Mit drei "schrieb" sie ihr erstes Gedicht. Und Lyrik, nicht die eigene, sondern unerwünscht vorgelesene, war es auch, die ihr in der Schule Probleme einbrachte. Sie verließ die Anstalt, schrieb sich für Abendkurse ein, schloss ab und studierte anschließend russische Literatur und Sprache. Das war schon in St. Petersburg, wohin sie mit ihren Eltern übersiedelt war und wo sie gemeinsam mit ihrem Mann, dem Autor Oleg Jurjew, noch vor der Auflösung der Sowjetunion im Untergrund die Befreiung der Kunst von den Fesseln des sowjetischen Realismus betrieb. Nach dem Fall des Eisernen Vorhangs war es dann eine Verkettung von Zufällen, die das Paar und Sohn Daniel nach Deutschland führte.
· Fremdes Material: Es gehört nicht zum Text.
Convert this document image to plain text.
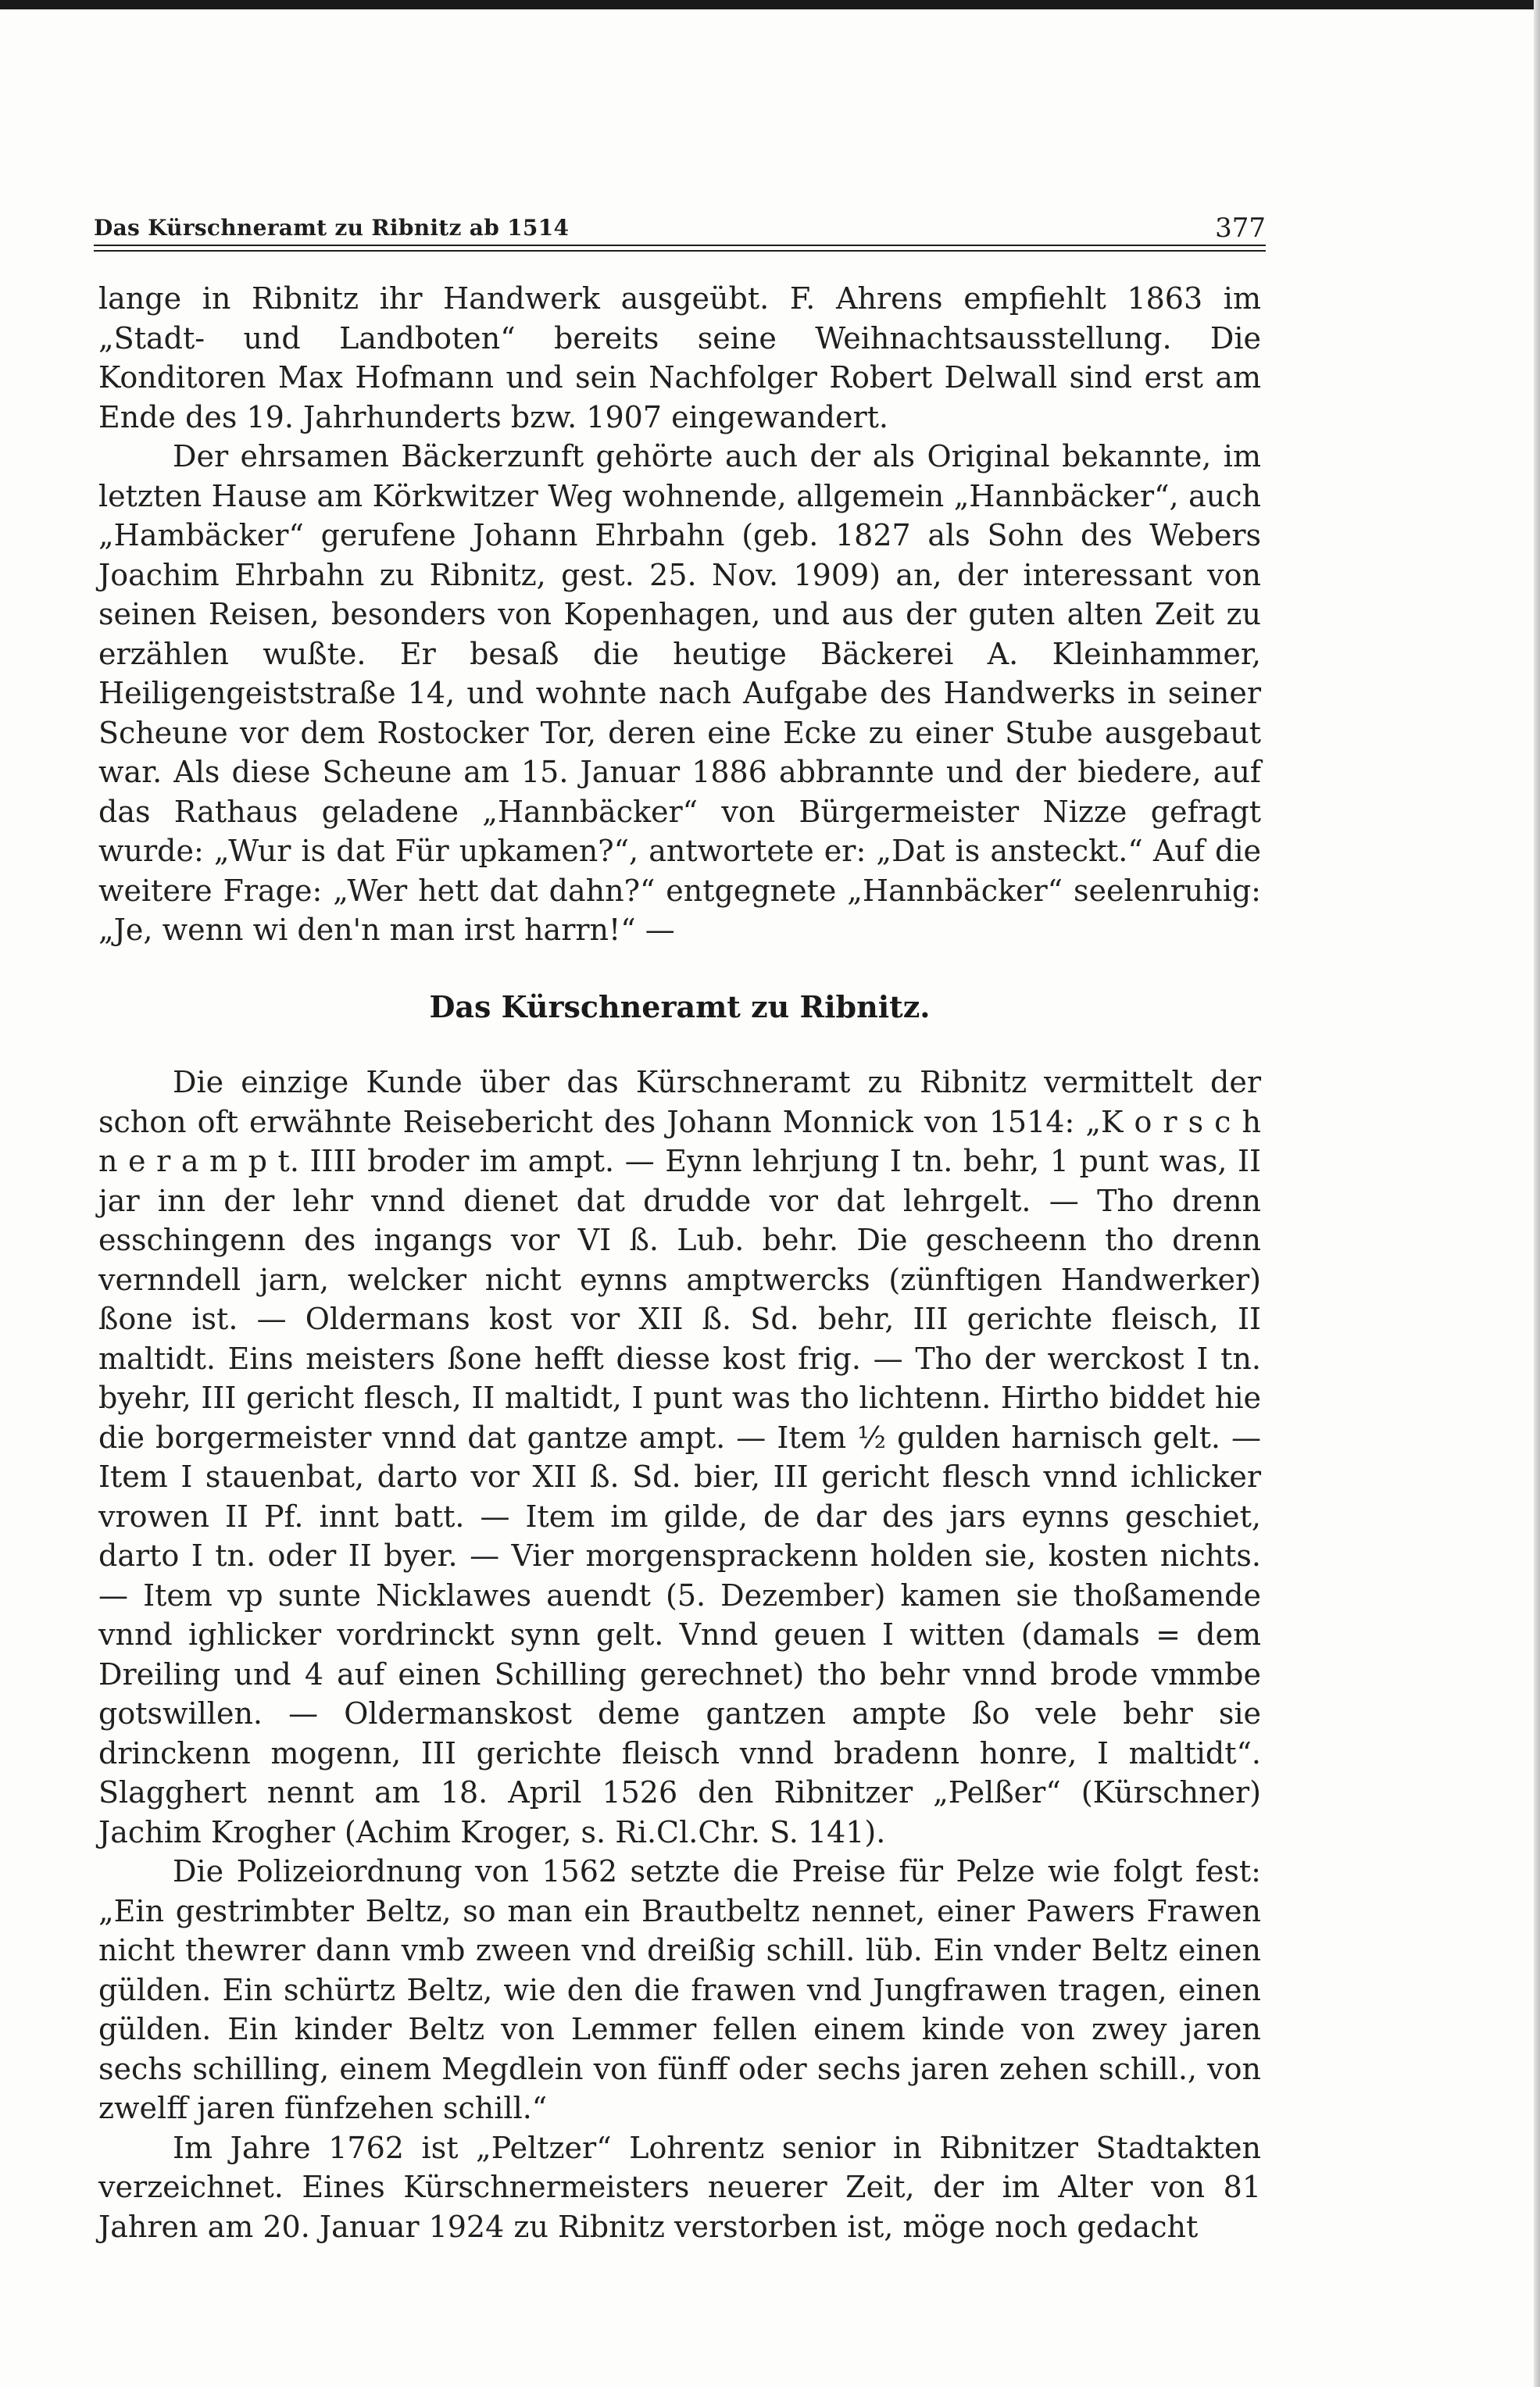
Das Kürschneramt zu Ribnitz ab 1514	377

lange in Ribnitz ihr Handwerk ausgeübt. F. Ahrens empfiehlt 1863 im „Stadt- und Landboten“ bereits seine Weihnachtsausstellung. Die Konditoren Max Hofmann und sein Nachfolger Robert Delwall sind erst am Ende des 19. Jahrhunderts bzw. 1907 eingewandert.

Der ehrsamen Bäckerzunft gehörte auch der als Original bekannte, im letzten Hause am Körkwitzer Weg wohnende, allgemein „Hannbäcker“, auch „Hambäcker“ gerufene Johann Ehrbahn (geb. 1827 als Sohn des Webers Joachim Ehrbahn zu Ribnitz, gest. 25. Nov. 1909) an, der interessant von seinen Reisen, besonders von Kopenhagen, und aus der guten alten Zeit zu erzählen wußte. Er besaß die heutige Bäckerei A. Kleinhammer, Heiligengeiststraße 14, und wohnte nach Aufgabe des Handwerks in seiner Scheune vor dem Rostocker Tor, deren eine Ecke zu einer Stube ausgebaut war. Als diese Scheune am 15. Januar 1886 abbrannte und der biedere, auf das Rathaus geladene „Hannbäcker“ von Bürgermeister Nizze gefragt wurde: „Wur is dat Für upkamen?“, antwortete er: „Dat is ansteckt.“ Auf die weitere Frage: „Wer hett dat dahn?“ entgegnete „Hannbäcker“ seelenruhig: „Je, wenn wi den'n man irst harrn!“ —

Das Kürschneramt zu Ribnitz.

Die einzige Kunde über das Kürschneramt zu Ribnitz vermittelt der schon oft erwähnte Reisebericht des Johann Monnick von 1514: „K o r s c h n e r a m p t. IIII broder im ampt. — Eynn lehrjung I tn. behr, 1 punt was, II jar inn der lehr vnnd dienet dat drudde vor dat lehrgelt. — Tho drenn esschingenn des ingangs vor VI ß. Lub. behr. Die gescheenn tho drenn vernndell jarn, welcker nicht eynns amptwercks (zünftigen Handwerker) ßone ist. — Oldermans kost vor XII ß. Sd. behr, III gerichte fleisch, II maltidt. Eins meisters ßone hefft diesse kost frig. — Tho der werckost I tn. byehr, III gericht flesch, II maltidt, I punt was tho lichtenn. Hirtho biddet hie die borgermeister vnnd dat gantze ampt. — Item ½ gulden harnisch gelt. — Item I stauenbat, darto vor XII ß. Sd. bier, III gericht flesch vnnd ichlicker vrowen II Pf. innt batt. — Item im gilde, de dar des jars eynns geschiet, darto I tn. oder II byer. — Vier morgensprackenn holden sie, kosten nichts. — Item vp sunte Nicklawes auendt (5. Dezember) kamen sie thoßamende vnnd ighlicker vordrinckt synn gelt. Vnnd geuen I witten (damals = dem Dreiling und 4 auf einen Schilling gerechnet) tho behr vnnd brode vmmbe gotswillen. — Oldermanskost deme gantzen ampte ßo vele behr sie drinckenn mogenn, III gerichte fleisch vnnd bradenn honre, I maltidt“. Slagghert nennt am 18. April 1526 den Ribnitzer „Pelßer“ (Kürschner) Jachim Krogher (Achim Kroger, s. Ri.Cl.Chr. S. 141).

Die Polizeiordnung von 1562 setzte die Preise für Pelze wie folgt fest: „Ein gestrimbter Beltz, so man ein Brautbeltz nennet, einer Pawers Frawen nicht thewrer dann vmb zween vnd dreißig schill. lüb. Ein vnder Beltz einen gülden. Ein schürtz Beltz, wie den die frawen vnd Jungfrawen tragen, einen gülden. Ein kinder Beltz von Lemmer fellen einem kinde von zwey jaren sechs schilling, einem Megdlein von fünff oder sechs jaren zehen schill., von zwelff jaren fünfzehen schill.“

Im Jahre 1762 ist „Peltzer“ Lohrentz senior in Ribnitzer Stadtakten verzeichnet. Eines Kürschnermeisters neuerer Zeit, der im Alter von 81 Jahren am 20. Januar 1924 zu Ribnitz verstorben ist, möge noch gedacht
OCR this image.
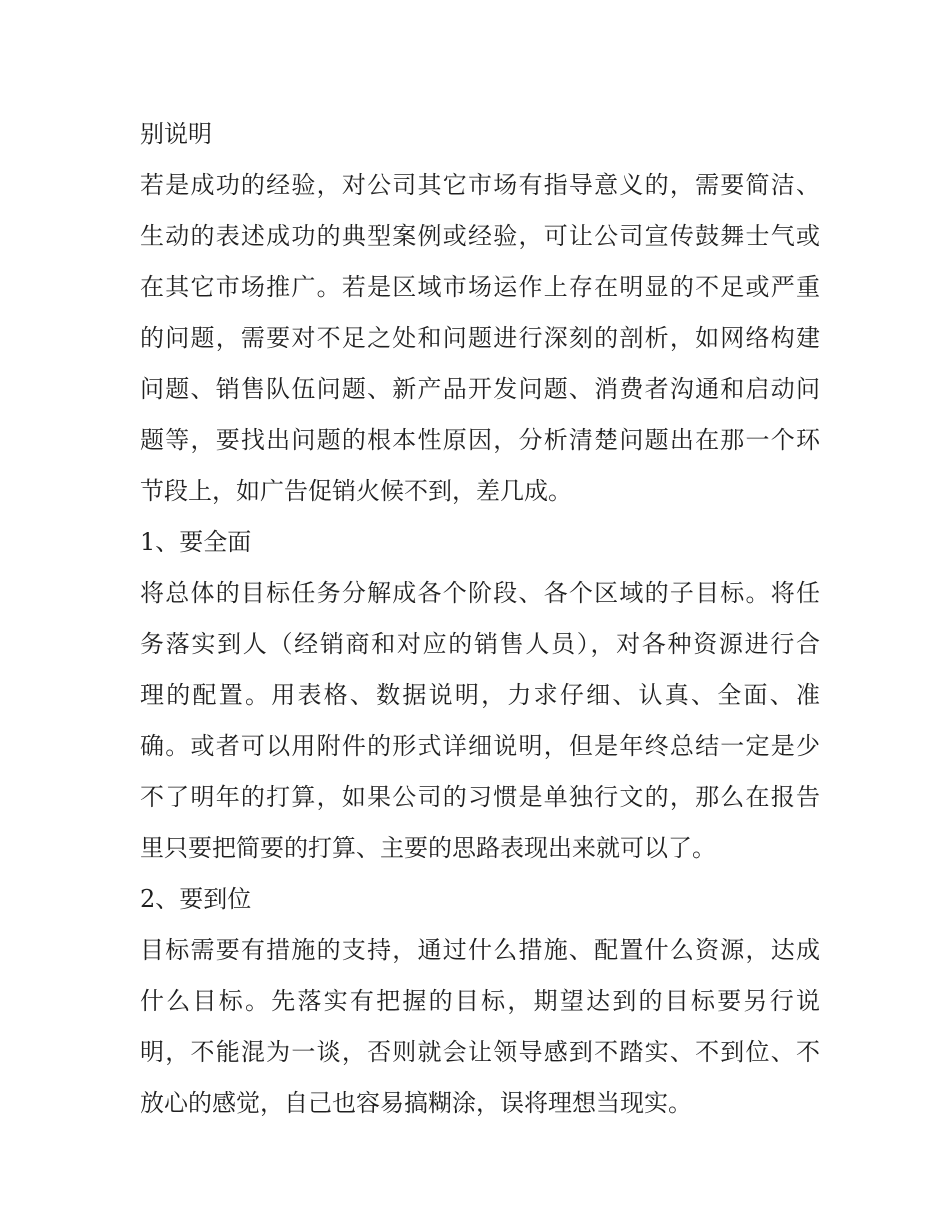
别说明
若是成功的经验，对公司其它市场有指导意义的，需要简洁、
生动的表述成功的典型案例或经验，可让公司宣传鼓舞士气或
在其它市场推广。若是区域市场运作上存在明显的不足或严重
的问题，需要对不足之处和问题进行深刻的剖析，如网络构建
问题、销售队伍问题、新产品开发问题、消费者沟通和启动问
题等，要找出问题的根本性原因，分析清楚问题出在那一个环
节段上，如广告促销火候不到，差几成。
1、要全面
将总体的目标任务分解成各个阶段、各个区域的子目标。将任
务落实到人（经销商和对应的销售人员），对各种资源进行合
理的配置。用表格、数据说明，力求仔细、认真、全面、准
确。或者可以用附件的形式详细说明，但是年终总结一定是少
不了明年的打算，如果公司的习惯是单独行文的，那么在报告
里只要把简要的打算、主要的思路表现出来就可以了。
2、要到位
目标需要有措施的支持，通过什么措施、配置什么资源，达成
什么目标。先落实有把握的目标，期望达到的目标要另行说
明，不能混为一谈，否则就会让领导感到不踏实、不到位、不
放心的感觉，自己也容易搞糊涂，误将理想当现实。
Jurjew wurde damals ein Vertrag mit einem deutschen Theaterverlag angeboten, ein deutsches Literaturstipendium folgte, sie blieben. In Rekordzeit lernte Martynova Deutsch, und es dauerte lediglich acht Jahre, bis sie für Die Zeit, die NZZ oder die Frankfurter Rundschau Rezensionen und Essays schrieb.

Die Bewegung zwischen den Sprachen sieht Martynova, die ihre Gedichte weiterhin auf Russisch, Prosa hingegen auf Deutsch schreibt, als Befruchtung. Als Exil will die Autorin, zu deren Lieblingsschriftstellern neben Daniil Charms Joseph Roth, Robert Musil und Thomas Bernhard gehören, Deutschland nicht verstanden wissen. Es wäre dasselbe, sagt sie, wie wenn man von Handke behaupten würde, er befinde sich in Frankreich im Exil. Nun also Klagenfurt. Es ist ein leiser, aber überzeugender Text, mit dem die zurückhaltende Autorin den Bachmannpreis gewann. Olga Martynova wird nun wohl noch mehr unterwegs sein. Es soll uns recht sein, die Rohfassung ihres Romandebüts entstand, wie man hört, auf einer langen Zugreise durch Deutschland.   (Stefan Gmünder, DER STANDARD, 9.7.2012)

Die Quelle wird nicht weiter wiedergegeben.